- Publisher: Marvel Comics
- Publication date: July – October 2020
- Genre: Superhero;
| Title(s) |
| The Amazing Spider-Man Vol 5 #45–49, Amazing Spider-Man Vol 1 #850 |
- Main characters: Spider-Man; Sin-Eater; Norman Osborn; Miles Morales; Spider-Gwen; Cindy Moon;

Creative team
- Writer: Nick Spencer
- Artists: Mark Bagley; Ryan Ottley; Marcelo Ferreira;

= Sins Rising =

2020 Spider-Man comic storyline

Sins Rising is a 2020 comic book storyline published by Marvel Comics, starring the character Spider-Man and written by Nick Spencer. The storyline received generally positive reviews for its action, plot, dialogue and art. The storyline lasts from Amazing Spider-Man Vol 5 Issue 45–49, and Amazing Spider-Man: Sins of Norman Osborn #1.

==Plot==
Peter Parker is getting visions of a centipede going into his arm and has troubled dreams. Meanwhile, Sin-Eater attacks Overdrive as he is driving, which causes the car to flip over. Spider-Man takes Overdrive to a safe house and learns his identity. Spider-Man tries fighting against Sin-Eater but Sin-Eater distracts Spider-Man and shoots a bullet that passes through Spider-Man and hits Overdrive, wounding him severely. Sin-Eater disappears in smoke, and Spider-Man takes Overdrive to Carlie Cooper, where Overdrive suddenly revives.

A few days later, Spider-Man is fighting against the Lethal Legion during a public event when Sin-Eater arrives and shoots the Lethal Legion while absorbing their power. Using Grey Gargoyle's power, Sin-Eater turns Spider-Man to stone temporarily and shoots the rest of the Lethal Legion. Sin-Eater tells Spider-Man saying his methods for dealing with criminals does not work anymore before freeing him. One of Peter Parker's ex-colleagues, Norah Winters, interviews Norman Osborn, who is rehabilitated and in charge of the Ravencroft prison. Spider-Man asks Carlie Cooper why is Overdrive alive and in life support, and Carlie explains that he was beaten by a group of corrupt police officers. Norah is ambushed by Sin-Eater, who gives her a tape of him explaining his ideology and how he will cleanse everyone's sins and give them power. Spider-Man sneaks into Sin-Eater's headquarters at Union Square and fights against Sin-Eater, but is overwhelmed. Sin-Eater explains that he will cleanse Norman Osborn's sins before unleashing his minions on Spider-Man.

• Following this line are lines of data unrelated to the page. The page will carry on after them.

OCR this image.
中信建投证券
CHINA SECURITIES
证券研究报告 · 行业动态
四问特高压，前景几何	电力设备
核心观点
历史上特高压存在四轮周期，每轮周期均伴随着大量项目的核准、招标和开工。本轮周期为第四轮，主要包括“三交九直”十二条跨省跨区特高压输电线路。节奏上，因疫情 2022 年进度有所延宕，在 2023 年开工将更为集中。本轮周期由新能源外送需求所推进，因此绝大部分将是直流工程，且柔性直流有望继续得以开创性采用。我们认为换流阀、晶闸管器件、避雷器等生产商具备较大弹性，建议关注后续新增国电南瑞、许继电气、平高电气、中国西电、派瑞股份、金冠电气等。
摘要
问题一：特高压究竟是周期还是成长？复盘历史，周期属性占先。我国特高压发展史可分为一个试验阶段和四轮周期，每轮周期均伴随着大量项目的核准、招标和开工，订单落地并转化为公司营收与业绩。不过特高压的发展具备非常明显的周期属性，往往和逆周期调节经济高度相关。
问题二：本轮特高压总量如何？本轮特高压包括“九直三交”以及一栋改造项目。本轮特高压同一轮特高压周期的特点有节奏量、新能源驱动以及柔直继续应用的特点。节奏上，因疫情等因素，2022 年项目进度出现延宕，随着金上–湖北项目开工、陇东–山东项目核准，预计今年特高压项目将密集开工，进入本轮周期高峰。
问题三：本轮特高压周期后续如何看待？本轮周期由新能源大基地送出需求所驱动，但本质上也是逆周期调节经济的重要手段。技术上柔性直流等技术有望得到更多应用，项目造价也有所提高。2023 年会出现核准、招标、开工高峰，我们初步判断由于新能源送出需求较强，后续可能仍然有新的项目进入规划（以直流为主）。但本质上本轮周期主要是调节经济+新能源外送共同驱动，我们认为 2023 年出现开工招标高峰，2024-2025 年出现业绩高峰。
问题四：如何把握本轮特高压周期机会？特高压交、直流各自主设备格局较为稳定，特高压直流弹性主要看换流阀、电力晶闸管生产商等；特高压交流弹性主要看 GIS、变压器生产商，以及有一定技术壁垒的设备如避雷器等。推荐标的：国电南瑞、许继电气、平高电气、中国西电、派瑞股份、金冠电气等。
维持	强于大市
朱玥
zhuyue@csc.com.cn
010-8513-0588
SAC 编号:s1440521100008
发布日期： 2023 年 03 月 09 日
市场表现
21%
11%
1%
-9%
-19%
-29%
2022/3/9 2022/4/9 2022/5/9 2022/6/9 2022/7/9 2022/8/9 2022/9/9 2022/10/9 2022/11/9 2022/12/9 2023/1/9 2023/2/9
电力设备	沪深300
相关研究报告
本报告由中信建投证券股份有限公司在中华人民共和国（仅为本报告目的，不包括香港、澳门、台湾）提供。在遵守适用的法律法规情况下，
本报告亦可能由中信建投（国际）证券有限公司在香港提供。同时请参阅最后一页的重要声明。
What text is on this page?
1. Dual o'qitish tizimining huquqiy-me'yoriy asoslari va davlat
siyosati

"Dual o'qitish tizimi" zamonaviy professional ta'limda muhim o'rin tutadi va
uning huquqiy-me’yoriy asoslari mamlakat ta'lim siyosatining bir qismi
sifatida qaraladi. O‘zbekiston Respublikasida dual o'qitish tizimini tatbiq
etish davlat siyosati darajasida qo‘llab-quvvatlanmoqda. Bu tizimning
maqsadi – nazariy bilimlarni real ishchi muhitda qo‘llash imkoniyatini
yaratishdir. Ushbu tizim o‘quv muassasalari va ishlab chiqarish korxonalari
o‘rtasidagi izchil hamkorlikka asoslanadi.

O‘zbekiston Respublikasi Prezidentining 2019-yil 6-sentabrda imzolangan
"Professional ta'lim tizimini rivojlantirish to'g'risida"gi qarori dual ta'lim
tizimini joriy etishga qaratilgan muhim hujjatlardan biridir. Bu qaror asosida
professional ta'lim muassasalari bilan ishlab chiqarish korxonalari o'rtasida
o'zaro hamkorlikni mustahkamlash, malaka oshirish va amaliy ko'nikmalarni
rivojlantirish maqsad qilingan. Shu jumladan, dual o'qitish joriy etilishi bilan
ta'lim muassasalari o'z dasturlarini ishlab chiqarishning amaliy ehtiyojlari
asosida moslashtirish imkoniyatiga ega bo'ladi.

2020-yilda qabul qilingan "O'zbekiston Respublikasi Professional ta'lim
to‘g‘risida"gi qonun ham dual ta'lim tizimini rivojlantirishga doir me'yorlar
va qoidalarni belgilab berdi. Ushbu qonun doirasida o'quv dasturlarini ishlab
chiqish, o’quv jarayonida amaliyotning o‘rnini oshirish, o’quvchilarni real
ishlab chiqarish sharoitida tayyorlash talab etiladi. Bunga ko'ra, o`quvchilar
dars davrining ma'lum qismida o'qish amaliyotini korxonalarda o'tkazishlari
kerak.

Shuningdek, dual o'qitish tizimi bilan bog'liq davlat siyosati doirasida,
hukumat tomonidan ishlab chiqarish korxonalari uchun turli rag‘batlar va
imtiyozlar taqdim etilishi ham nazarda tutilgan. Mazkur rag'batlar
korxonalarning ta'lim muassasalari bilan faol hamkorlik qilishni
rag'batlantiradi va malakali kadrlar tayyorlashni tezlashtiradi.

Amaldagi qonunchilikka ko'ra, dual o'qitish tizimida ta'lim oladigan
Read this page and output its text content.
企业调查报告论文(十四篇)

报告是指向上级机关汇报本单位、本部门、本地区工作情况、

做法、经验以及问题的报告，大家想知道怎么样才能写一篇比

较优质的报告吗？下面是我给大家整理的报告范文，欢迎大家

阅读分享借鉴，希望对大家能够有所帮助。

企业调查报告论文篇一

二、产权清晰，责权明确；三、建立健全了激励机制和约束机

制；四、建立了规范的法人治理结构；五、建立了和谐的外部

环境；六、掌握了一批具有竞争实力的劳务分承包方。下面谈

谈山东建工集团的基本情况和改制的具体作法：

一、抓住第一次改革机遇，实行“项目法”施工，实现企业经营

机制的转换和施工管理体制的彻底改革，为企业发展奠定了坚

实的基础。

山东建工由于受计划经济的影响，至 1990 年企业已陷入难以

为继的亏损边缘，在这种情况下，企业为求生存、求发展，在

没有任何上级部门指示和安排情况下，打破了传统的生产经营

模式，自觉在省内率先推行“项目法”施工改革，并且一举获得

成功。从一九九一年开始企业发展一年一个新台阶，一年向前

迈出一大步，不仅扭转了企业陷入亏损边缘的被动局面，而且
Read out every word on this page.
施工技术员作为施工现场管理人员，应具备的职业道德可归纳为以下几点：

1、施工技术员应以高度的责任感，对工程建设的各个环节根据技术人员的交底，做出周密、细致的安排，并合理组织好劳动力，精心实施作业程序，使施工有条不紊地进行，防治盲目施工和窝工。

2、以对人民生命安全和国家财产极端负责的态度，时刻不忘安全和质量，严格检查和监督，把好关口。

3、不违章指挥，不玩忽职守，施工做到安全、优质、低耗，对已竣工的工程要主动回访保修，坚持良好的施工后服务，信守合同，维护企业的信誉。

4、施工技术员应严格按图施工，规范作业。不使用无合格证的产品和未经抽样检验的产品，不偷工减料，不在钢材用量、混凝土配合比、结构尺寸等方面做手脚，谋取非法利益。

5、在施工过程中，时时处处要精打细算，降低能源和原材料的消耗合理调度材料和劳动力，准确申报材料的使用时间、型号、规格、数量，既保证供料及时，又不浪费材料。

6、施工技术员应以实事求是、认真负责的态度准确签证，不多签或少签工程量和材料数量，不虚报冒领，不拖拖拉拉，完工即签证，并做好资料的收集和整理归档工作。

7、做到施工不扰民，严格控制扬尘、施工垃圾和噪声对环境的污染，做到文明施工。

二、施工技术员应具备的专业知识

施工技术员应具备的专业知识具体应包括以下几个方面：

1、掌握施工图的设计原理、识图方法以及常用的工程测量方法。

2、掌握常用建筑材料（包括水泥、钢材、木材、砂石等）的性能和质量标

Miles Morales saves Spider-Man while New York is in chaos. Sin-Eater's minions storm Ravencroft. Miles tries persuading Spider-Man to let Norman Osborn be cleansed, stating that his universe's version of Green Goblin killed Spider-Man, but Spider-Man ignores Miles and goes to Ravencroft. Ghost-Spider arrives and helps Spider-Man, and Spider-Man realizes Spider-Gwen talked to Miles. Spider-Man meets with Julia Carpenter who tells him to let Norman get cleansed, or else Norman will kill again. Spider-Man thinks for a moment, then decides to save Norman. Meanwhile, Cindy Moon, Anya Corazon, Miles, and Ghost-Spider meet up with Julia Carpenter, and Julia decides they need to stop Spider-Man. They form the Order of the Web.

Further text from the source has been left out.